Technical snags and inclement weather often ruin one's flying experience but imagine a scenario where airport managers could foresee the consequences of such disruptions and plan in time before events escalate.
Smartglasses, and not a crystal ball, are at your rescue.
Sporting a pair of smartglasses, staring at a blank wall and using hand gestures to superimpose data on a 3-D image of an airport could help visualise a set of chain reaction likely to be triggered in an emergency.
Such a graphical representation of data can help crisis handlers better manage a situation.
SITA Lab, the research arm of air transport IT provider SITA, has released early results of a research carried out in Finland with Helsinki Airport using Microsoft HoloLens, a pair of smartglasses, to analyse and manage airports in a mixed reality environment.
HoloLens is a self-contained holographic computer, enabling users to engage with digital content. It runs on Windows 10, and enables the blending of the physical and digital worlds in ways that were previously impossible.
During the trial in Helsinki, the airport's management software supplied to the HoloLens data such as passenger real-time location, aircraft position data, gate information, flight status information, security wait times and retail dwell times.
This information was merged with the 3-D real-time view of the airport for monitoring the entire airport.

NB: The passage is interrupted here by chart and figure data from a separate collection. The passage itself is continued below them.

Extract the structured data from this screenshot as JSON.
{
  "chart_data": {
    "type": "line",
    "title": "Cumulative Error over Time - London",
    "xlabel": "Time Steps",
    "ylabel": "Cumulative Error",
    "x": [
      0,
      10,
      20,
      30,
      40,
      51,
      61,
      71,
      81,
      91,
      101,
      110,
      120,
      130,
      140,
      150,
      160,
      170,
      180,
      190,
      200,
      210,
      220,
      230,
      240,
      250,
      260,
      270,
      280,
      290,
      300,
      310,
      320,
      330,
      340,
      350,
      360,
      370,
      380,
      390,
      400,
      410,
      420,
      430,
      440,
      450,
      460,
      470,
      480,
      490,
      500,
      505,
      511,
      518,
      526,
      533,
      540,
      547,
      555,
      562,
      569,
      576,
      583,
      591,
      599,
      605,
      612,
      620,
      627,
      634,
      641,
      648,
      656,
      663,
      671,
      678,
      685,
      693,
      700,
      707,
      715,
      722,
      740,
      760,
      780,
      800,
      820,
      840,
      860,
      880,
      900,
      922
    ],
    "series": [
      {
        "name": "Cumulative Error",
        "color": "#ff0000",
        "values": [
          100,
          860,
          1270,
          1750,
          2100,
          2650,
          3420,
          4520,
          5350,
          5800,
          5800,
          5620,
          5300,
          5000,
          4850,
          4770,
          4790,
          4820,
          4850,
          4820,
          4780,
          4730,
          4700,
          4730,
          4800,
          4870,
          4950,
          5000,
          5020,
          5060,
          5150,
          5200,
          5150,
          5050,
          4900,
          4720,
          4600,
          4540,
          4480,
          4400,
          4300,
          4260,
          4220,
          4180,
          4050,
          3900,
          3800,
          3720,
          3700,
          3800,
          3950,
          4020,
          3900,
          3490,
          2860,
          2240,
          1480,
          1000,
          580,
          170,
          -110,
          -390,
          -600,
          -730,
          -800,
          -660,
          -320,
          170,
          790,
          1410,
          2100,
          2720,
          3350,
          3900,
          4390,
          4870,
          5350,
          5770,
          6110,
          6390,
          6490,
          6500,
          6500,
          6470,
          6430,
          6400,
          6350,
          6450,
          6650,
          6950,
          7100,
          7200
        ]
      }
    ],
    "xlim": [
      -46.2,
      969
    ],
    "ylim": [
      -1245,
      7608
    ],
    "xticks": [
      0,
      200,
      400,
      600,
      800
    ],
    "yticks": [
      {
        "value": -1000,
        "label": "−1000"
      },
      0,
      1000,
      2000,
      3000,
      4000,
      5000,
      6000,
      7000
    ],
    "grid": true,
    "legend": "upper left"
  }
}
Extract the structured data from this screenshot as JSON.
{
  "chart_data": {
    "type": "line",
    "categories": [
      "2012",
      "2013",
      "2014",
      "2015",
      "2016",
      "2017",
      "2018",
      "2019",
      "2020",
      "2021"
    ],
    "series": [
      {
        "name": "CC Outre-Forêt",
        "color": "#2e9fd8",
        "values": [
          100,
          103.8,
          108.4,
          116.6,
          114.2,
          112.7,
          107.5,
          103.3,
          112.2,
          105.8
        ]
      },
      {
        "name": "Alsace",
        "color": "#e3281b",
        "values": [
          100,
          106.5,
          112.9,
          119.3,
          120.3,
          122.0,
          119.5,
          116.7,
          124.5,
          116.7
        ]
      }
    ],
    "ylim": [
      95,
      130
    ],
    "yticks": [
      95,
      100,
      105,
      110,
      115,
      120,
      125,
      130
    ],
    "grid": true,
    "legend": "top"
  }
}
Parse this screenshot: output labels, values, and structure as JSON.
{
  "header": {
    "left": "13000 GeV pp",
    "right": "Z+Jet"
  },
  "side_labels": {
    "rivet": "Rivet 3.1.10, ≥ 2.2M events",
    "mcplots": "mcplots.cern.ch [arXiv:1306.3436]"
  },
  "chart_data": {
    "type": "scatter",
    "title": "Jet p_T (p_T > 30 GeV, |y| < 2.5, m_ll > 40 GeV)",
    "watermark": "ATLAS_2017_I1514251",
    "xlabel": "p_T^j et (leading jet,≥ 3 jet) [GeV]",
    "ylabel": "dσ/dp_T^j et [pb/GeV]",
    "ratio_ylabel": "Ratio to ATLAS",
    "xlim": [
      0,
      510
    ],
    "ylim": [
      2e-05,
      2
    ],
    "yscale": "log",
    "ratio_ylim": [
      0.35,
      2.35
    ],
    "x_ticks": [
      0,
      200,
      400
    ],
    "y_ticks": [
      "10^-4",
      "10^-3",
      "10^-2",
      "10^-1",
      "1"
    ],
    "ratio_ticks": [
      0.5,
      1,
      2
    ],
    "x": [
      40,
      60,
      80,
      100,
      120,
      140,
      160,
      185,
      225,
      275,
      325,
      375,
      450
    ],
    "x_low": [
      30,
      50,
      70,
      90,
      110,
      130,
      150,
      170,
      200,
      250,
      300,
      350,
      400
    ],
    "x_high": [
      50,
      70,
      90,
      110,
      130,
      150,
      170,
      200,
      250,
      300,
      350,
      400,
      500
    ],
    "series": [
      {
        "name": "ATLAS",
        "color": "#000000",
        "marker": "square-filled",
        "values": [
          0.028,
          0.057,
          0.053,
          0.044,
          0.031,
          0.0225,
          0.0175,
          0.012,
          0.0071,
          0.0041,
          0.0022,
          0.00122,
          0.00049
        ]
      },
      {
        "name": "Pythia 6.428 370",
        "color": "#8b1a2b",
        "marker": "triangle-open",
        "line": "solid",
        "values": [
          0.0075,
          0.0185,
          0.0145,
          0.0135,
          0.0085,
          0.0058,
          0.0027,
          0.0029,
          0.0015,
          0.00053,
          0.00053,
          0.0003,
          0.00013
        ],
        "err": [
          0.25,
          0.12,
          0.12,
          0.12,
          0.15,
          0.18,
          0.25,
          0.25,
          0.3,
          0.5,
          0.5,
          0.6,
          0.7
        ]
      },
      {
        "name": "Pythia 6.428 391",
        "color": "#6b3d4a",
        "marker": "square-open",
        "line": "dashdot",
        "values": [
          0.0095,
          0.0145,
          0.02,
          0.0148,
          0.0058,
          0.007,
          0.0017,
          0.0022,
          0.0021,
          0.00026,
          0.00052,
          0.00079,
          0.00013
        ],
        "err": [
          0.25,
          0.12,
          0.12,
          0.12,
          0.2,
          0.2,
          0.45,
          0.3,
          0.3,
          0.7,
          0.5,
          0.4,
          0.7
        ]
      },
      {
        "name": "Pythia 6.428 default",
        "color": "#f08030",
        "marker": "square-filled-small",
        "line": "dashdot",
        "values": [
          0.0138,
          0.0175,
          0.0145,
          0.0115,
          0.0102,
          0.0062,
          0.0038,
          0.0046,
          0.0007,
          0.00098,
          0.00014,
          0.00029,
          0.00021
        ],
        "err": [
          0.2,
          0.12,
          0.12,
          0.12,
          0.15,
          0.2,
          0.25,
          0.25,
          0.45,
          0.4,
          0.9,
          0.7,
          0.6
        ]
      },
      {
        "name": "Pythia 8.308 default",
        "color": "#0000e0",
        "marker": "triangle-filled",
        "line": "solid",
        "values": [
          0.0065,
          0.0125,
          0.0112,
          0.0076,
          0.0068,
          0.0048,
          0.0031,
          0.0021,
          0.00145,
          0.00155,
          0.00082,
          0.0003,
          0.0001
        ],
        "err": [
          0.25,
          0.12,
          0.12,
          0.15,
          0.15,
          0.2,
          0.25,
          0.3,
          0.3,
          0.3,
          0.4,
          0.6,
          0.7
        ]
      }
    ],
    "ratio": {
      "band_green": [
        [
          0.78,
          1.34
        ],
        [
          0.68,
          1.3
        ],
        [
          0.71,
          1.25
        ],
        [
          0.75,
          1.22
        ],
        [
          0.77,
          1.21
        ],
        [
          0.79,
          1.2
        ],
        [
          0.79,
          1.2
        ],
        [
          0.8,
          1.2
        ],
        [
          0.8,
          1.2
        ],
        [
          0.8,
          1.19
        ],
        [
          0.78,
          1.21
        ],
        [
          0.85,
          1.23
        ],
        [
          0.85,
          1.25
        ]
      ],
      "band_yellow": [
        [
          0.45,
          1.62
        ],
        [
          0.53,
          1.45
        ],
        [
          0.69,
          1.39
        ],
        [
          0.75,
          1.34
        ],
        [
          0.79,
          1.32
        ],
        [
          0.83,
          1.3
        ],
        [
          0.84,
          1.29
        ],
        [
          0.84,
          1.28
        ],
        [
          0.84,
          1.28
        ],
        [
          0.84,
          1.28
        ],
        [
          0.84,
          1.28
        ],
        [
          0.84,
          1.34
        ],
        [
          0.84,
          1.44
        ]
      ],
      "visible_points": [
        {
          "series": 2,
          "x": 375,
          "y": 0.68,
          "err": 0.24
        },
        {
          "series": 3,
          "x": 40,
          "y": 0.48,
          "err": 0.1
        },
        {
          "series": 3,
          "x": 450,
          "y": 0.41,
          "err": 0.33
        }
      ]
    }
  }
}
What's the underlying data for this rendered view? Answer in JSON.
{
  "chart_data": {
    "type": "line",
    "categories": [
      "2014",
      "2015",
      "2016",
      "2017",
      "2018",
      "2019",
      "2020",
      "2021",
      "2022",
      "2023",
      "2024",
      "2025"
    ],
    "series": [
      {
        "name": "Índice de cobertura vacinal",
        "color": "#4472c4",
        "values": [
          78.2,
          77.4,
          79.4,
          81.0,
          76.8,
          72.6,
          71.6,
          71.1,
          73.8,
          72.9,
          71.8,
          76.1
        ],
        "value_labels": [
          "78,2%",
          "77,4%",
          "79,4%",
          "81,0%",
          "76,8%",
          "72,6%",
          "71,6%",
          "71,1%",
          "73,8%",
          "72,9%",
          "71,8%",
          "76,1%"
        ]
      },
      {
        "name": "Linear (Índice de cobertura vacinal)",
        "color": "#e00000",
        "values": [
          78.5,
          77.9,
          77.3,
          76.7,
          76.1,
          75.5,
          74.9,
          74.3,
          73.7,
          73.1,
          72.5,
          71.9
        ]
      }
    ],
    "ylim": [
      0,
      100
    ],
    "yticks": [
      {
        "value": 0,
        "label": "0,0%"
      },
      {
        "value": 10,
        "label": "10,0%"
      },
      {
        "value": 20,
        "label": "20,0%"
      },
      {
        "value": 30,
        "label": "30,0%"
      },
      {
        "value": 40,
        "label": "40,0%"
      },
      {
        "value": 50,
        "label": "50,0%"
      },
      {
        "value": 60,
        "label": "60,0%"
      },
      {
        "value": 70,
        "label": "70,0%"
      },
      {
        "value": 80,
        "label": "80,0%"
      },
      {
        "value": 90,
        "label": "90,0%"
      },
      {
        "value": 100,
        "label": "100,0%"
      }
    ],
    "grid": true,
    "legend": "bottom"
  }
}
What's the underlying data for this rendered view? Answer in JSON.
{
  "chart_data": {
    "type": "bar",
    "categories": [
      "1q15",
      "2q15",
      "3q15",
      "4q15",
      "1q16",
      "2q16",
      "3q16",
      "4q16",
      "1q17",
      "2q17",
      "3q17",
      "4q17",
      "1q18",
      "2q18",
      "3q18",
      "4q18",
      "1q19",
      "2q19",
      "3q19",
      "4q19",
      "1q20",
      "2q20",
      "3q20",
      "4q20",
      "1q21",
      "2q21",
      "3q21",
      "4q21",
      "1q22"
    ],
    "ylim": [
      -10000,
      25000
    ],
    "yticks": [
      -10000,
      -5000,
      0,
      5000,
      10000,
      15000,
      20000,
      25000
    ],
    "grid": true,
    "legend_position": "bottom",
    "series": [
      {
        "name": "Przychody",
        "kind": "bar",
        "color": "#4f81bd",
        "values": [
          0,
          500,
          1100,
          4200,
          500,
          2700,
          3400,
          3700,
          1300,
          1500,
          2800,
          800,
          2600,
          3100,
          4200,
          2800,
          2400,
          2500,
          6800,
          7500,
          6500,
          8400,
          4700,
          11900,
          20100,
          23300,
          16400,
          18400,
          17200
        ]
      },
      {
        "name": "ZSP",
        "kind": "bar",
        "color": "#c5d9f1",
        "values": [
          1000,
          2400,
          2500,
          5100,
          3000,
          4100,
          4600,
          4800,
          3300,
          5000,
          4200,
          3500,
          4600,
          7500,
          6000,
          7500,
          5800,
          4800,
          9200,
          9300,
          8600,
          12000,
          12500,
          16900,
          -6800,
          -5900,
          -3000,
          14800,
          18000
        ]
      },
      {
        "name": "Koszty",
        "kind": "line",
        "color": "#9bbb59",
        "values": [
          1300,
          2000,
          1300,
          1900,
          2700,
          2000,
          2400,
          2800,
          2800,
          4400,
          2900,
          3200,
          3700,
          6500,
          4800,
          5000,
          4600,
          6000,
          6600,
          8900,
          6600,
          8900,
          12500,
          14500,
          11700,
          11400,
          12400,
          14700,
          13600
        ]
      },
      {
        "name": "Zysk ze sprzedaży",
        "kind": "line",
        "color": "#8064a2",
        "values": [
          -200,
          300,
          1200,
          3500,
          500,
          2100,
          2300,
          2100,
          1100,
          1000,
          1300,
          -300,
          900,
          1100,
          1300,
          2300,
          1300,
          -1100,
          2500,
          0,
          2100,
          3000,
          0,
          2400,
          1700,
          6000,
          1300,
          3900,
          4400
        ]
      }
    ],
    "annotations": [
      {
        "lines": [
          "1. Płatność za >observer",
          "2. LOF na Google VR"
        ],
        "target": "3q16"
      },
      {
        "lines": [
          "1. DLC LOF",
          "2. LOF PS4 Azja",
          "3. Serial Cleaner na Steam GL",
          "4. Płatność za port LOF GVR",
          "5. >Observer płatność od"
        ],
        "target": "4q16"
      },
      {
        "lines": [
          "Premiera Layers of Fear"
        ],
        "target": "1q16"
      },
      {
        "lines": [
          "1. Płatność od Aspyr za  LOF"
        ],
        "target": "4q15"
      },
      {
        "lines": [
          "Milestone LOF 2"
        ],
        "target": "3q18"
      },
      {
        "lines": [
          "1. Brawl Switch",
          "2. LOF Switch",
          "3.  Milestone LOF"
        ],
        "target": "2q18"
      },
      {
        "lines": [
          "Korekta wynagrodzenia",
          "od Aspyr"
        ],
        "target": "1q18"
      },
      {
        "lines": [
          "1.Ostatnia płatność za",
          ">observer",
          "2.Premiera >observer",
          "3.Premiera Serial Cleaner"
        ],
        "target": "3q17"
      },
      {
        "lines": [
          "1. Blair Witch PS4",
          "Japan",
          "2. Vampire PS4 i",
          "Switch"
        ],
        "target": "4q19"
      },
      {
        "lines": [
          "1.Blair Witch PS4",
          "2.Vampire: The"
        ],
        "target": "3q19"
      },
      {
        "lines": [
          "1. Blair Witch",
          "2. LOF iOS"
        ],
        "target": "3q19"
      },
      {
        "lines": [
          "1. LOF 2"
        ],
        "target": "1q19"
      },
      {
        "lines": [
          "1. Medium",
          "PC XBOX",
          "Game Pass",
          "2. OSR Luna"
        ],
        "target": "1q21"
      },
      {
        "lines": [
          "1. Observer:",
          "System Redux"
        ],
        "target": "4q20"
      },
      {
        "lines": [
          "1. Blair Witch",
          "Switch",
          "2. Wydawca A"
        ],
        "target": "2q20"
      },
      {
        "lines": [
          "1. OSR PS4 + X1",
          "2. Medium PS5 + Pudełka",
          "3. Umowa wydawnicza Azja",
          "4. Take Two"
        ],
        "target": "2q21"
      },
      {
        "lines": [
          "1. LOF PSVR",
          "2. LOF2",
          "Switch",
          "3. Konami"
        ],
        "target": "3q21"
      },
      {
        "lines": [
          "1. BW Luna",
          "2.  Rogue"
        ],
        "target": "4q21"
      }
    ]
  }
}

This helps one foresee, for example, the impact a flight delay could have on all subsequent flights as well as to predict the rush of passengers.
Armed with this information airport managers can decide what action needs to be taken to improve efficiency.
"Mixed reality enables digital and physical data to exist together. We need to learn how to interact in this new environment. In the same way that we moved from computers to smartphones and voice recognition, now we can go beyond the screen," said Jim Peters, SITA CTO and head of SITA Lab at the Air Transport IT Summit held in Brussels last month.
HoloLens also opens the possibility of being able to access the airport operational control center from any location, on or offsite, allowing experts to provide input to situations remotely.
"HoloLens is now being used across various enterprises from healthcare to engineering. SITA's work is an example of how to extend HoloLens capabilities to manage the complexity of data and decision-making in an airport environment," said Greg Jones, MD, Worldwide Hospitality and Travel, Microsoft Corporation.
SITA Lab, however, points out that it is early days to execute this technology and issues of weight, size and durability of the HoloLens will need to be addressed.